The rational expectations model says that the market has to understand what the central bank is doing. The market understands what the central bank is doing, in part and maybe even mostly, through inferences from observed central bank actions—how we set the federal funds rate. But the communications strategy can deepen the market’s understanding of what we’re doing and why we’re doing it, and that helps to produce a better equilibrium. That’s the reason to be as open and forthright as possible.
Earlier, you mentioned inflation targeting. Is the announcement of an inflation target being hamstrung and hung up by concern about the Federal Reserve’s dual mandate?
Probably. I think that, putting political pressures, which are real, aside, it’s possible to explain all this easily within the framework of the dual mandate (see explanation). If you look back in history, you see that the largest problems on the employment front have come from inflation and price instability. You look at deflation during the Great Depression, the biggest economic disaster in U.S. history by far, and then you look at the ’60s and ’70s, when inflation was rising, the business cycle fluctuations became more extreme, and the average rate of unemployment rose—and I don’t think it’s an accident that price-level stability and employment levels are connected. So, we ought to be able to explain that achieving sustained, high and stable employment requires inflation stability. We can assist in maintaining inflation stability if we have great clarity as to the objective. That’s an argument that I believe and that I’ve made in some of my speeches. And I don’t see any reason why the FOMC shouldn’t adopt that as its official view.
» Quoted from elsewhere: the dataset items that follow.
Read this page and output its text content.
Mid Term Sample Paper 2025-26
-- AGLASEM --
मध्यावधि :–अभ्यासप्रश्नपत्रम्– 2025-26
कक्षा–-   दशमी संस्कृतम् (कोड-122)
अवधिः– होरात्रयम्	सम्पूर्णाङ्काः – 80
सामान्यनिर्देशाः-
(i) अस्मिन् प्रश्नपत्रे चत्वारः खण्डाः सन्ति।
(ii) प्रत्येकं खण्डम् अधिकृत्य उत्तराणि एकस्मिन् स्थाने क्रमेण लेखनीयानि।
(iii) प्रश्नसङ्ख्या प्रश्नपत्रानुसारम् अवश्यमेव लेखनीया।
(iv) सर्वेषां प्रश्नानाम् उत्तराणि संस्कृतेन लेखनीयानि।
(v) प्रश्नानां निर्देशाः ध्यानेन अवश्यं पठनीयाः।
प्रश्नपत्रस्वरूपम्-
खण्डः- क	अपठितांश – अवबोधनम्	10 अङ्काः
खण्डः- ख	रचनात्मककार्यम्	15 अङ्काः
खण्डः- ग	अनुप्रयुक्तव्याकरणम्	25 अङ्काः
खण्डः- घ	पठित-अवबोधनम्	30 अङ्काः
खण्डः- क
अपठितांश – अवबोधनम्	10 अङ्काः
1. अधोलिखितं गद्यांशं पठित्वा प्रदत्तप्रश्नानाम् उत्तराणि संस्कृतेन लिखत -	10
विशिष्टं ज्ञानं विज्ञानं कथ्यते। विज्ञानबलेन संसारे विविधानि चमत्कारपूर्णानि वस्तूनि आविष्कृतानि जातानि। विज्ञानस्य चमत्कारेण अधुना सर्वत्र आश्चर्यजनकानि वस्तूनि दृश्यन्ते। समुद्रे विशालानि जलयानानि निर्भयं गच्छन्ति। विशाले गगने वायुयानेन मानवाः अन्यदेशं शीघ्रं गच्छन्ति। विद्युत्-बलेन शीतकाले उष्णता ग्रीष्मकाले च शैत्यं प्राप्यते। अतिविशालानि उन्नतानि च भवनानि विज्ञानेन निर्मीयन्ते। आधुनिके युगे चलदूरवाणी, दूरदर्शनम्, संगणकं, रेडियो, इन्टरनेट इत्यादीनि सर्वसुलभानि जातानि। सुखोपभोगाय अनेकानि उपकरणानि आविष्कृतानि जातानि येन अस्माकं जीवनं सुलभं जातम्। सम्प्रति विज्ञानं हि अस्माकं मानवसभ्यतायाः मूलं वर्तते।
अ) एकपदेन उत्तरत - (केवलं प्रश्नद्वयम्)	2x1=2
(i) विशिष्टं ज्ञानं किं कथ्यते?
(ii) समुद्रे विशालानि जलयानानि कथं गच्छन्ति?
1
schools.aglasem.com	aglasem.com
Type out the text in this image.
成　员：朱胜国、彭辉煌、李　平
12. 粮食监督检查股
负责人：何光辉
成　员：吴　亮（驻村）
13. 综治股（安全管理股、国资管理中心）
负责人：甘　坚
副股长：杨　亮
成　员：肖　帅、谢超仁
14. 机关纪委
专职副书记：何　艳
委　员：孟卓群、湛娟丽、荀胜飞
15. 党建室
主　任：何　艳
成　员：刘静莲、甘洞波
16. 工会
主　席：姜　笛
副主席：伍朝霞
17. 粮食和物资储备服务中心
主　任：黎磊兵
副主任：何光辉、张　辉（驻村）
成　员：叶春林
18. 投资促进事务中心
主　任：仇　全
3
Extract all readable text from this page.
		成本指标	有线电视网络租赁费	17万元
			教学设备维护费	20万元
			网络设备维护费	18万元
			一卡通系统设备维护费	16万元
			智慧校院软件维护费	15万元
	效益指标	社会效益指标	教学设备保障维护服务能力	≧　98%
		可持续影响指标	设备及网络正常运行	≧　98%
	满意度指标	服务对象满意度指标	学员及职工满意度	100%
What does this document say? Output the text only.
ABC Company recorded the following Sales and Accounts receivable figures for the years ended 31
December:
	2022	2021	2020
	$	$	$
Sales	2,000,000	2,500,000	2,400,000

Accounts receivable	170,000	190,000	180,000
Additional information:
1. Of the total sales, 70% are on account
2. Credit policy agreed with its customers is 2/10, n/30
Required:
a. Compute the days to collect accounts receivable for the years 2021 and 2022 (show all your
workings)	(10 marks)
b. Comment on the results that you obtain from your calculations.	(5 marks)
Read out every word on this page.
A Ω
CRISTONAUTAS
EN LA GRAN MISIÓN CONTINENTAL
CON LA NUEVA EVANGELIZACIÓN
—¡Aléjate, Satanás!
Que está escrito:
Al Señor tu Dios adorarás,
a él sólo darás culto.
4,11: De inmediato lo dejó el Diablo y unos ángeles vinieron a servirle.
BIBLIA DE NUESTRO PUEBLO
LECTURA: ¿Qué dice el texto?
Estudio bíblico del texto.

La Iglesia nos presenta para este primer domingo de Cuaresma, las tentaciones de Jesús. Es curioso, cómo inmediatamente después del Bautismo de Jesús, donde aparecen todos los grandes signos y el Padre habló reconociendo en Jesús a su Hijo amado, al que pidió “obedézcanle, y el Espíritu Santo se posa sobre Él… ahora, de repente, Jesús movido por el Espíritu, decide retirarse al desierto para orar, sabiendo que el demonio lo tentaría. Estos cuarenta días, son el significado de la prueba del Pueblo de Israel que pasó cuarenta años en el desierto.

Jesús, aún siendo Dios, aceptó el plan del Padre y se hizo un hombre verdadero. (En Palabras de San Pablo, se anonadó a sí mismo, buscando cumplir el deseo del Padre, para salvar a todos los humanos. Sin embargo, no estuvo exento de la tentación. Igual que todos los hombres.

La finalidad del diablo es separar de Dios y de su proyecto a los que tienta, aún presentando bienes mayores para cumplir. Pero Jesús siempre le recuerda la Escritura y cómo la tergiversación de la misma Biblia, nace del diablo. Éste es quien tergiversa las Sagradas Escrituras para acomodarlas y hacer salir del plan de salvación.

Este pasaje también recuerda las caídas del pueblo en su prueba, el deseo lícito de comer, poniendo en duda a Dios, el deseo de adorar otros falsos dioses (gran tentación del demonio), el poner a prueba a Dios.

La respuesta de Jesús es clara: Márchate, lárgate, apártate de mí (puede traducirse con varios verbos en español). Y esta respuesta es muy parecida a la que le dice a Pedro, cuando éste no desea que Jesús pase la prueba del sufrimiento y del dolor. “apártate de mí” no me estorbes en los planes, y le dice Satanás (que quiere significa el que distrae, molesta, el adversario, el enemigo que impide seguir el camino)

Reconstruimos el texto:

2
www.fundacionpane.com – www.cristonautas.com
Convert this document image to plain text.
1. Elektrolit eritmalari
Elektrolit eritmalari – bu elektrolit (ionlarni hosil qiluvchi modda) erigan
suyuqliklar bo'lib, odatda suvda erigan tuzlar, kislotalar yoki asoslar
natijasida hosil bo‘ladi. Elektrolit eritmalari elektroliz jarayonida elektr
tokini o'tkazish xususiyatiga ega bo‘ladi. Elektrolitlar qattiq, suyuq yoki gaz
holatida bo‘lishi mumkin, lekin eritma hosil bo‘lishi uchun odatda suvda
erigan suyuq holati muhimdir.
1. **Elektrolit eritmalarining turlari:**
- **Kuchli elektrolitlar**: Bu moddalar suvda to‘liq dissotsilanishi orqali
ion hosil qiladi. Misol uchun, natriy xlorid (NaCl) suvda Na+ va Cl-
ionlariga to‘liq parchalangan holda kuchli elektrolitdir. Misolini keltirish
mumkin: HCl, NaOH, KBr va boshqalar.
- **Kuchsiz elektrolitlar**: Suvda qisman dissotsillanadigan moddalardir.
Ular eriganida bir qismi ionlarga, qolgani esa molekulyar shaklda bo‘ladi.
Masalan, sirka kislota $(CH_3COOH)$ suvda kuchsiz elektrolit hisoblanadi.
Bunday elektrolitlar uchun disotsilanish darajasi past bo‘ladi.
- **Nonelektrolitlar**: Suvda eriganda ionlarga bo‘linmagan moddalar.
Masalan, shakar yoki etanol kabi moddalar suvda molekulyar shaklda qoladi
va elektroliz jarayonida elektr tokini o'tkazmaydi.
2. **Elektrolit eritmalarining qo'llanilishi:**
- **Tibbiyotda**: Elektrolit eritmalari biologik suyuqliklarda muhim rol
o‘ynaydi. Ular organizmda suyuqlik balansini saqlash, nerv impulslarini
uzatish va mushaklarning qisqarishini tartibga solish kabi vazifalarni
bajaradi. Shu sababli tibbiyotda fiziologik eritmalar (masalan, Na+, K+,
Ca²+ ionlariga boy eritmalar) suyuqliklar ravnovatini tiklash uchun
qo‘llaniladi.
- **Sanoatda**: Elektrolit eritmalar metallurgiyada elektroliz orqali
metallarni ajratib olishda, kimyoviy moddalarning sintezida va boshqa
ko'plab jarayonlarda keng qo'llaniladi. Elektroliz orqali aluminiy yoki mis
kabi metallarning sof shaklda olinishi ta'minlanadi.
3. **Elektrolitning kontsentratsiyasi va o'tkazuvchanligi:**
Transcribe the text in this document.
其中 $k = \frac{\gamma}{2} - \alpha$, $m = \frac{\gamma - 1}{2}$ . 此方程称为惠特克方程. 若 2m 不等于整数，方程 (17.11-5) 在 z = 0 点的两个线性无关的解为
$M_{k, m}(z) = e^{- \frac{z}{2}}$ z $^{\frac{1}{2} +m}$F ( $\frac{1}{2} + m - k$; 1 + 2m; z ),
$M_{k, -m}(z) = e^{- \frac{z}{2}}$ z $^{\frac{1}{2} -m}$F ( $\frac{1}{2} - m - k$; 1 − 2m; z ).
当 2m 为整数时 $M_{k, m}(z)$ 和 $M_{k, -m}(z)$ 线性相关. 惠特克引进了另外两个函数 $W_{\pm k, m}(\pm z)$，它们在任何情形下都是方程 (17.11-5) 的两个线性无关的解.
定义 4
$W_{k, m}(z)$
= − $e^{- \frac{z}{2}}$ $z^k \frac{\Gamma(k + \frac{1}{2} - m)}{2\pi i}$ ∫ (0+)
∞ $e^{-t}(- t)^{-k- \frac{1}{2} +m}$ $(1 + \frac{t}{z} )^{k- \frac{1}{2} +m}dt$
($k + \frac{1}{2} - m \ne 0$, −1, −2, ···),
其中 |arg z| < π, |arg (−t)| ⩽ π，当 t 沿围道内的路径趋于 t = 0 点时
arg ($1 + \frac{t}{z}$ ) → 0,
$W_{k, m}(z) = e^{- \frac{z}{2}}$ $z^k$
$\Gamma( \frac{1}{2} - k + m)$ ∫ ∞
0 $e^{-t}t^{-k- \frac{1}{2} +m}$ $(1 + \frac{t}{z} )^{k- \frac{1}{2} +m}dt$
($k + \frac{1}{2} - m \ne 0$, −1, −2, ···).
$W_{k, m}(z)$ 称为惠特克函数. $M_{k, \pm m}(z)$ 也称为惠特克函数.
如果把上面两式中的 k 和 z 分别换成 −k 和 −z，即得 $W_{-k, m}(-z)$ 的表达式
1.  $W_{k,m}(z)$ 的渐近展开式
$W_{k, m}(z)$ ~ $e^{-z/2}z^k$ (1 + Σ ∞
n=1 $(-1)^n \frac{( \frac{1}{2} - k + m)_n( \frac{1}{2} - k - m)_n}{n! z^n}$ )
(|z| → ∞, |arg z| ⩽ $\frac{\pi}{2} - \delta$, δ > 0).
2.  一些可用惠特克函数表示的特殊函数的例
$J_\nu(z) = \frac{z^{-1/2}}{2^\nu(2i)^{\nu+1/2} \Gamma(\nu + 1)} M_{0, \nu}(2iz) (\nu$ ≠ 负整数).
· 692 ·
Switching to an issue that brought a lot of attention to you a few years ago: government-sponsored enterprises (GSEs) like Fannie Mae and Freddie Mac. You made a speech in March of 2003 (page 12) in which you questioned the long-term financial viability of these agencies. Where does this issue stand today?
That speech caused a little stir. I don’t think anything constructive by way of reform has happened since. I don’t take credit for disclosing the accounting irregularities, but when I look back, is there something I wish I had said or not said? The answer is no. One of the reasons I went down that track is that I have a vivid memory when I was at the Council of Economic Advisers in Washington. We had many discussions and were all very well aware of the problems being covered up in the savings and loan industry. That experience led me to rather deep regret that I had not raised that issue publicly. I might not have been in a position to do it because it was a very politically difficult issue, and many people were trying to cover it up, sweep it under the rug and ignore it. But I wish I would have somehow found a way to raise that issue and improve public consciousness. If I had been able to do that in 1982 or 1983, and if there had been some earlier action, it might have saved taxpayers quite a bit of money. It probably wouldn’t have made any difference, but I would have felt better.
So, part of the reason that I did push the GSE issue was a feeling that I was in a position to understand the issue and the potential gravity of it. And that’s exactly what an office like this is for. I have an audience simply by virtue of speaking from this office that I would not have had as a Brown University professor; so, why not? That’s consistent with my predecessors. That’s what Darryl Francis did. (See sidebar.) He went out campaigning about the inflation issue and about monetary policy. He did not change policy at the time, but I think he had very substantial long-run influence on the national debate and on the Federal Reserve System. He had much more impact on dealing with monetary policy issues than I have had to date on the GSE issue.